Why St. Joseph? I think we will always under-estimate the greatness of St. Joseph. How can we sufficiently honour this man whom the Incarnate Son of God called Father? What shall we say of the dignity, the holiness, the power of him, who was chosen, predestined to be the beloved spouse of the Immaculate Mother of God? What shall we say of the man who was constituted head of the Holy Family; of the Saint who is now called Patron of the Universal Church? Great indeed is St. Joseph in the eyes of God! And great also is the blessing received by those who are given to understand this: those ready to give St. Joseph their devotion, their trust, their concerns, their requests! Yet in his own eyes this Son of David was not great, but very small, or indeed nothing at all. The humility of St. Joseph is appropriately reflected in his silence. No word of his has been recorded for us in Holy Scripture; nor do we know any details about his life, after the childhood of Jesus. Yet what we know is quite enough, and more than enough, to justify both today’s celebration, and our proposed South Range dedication.

When St. Teresa of Avila was planning her Carmelite Reform, she needed to buy a house. She had no money at all, and knew no one either willing or able to donate it. So she dedicated the proposed project to St. Joseph, and entrusted the purchase of the house its future to him. Her trust in St. Joseph was not misplaced.
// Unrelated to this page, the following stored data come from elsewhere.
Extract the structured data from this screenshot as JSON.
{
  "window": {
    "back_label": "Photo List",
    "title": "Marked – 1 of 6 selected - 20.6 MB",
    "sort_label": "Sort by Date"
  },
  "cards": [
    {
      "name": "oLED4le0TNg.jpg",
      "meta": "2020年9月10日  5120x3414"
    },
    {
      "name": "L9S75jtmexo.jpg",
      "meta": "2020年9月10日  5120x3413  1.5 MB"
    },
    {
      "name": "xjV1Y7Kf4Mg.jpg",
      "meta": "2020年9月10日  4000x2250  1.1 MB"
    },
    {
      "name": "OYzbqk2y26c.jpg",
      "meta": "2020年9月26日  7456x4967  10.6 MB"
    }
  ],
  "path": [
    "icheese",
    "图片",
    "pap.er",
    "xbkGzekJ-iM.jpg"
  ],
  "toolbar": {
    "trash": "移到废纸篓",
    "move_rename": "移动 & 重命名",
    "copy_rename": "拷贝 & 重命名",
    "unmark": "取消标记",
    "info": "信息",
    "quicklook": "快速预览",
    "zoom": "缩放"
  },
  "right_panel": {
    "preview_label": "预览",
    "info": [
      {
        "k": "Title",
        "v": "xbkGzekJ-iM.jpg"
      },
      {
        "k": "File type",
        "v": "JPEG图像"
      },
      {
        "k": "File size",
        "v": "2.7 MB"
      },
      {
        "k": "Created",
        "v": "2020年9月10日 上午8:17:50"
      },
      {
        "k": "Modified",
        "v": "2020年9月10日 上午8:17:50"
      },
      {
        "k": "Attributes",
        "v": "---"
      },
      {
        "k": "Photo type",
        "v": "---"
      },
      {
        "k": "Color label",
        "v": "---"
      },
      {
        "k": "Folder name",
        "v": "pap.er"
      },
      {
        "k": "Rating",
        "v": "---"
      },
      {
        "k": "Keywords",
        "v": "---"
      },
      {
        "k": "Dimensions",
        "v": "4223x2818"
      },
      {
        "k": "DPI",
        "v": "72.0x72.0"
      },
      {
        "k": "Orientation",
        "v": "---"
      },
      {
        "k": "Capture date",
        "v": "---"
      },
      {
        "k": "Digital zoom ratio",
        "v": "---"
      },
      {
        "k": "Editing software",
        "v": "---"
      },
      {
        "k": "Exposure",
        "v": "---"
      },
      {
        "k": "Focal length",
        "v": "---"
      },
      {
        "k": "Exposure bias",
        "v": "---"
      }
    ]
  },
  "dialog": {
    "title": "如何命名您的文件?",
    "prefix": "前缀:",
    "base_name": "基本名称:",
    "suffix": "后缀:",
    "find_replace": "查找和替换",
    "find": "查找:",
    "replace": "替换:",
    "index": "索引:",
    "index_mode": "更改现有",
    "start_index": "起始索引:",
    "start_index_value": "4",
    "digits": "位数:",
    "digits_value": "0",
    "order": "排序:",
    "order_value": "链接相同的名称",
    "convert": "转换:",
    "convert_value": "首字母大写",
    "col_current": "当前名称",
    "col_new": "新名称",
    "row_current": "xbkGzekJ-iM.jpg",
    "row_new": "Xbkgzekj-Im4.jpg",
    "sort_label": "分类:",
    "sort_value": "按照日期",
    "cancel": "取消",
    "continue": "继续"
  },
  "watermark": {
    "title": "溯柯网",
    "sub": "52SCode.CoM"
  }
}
Yet in Teresa’s mind it was always conditional. St. Joseph would only intervene on her behalf if her project was according to God’s holy will, and truly pleasing to him. And so it is with us. We have no idea at present whether or not our project will ever come to fruition. The money to pay for it, as far as I know, doesn’t yet exist. If our plan is according to God’s will, and truly pleasing to him, then the money will come, and we entrust to St. Joseph all the donors of that, and also the management of the funds. For we need to be sure that, as St. Benedict puts it, everything is done in the fear of God; and the house of God is administered by wise men wisely (cf. Holy Rule 53:22).

Still, why call this house, if it’s ever built, St. Joseph’s?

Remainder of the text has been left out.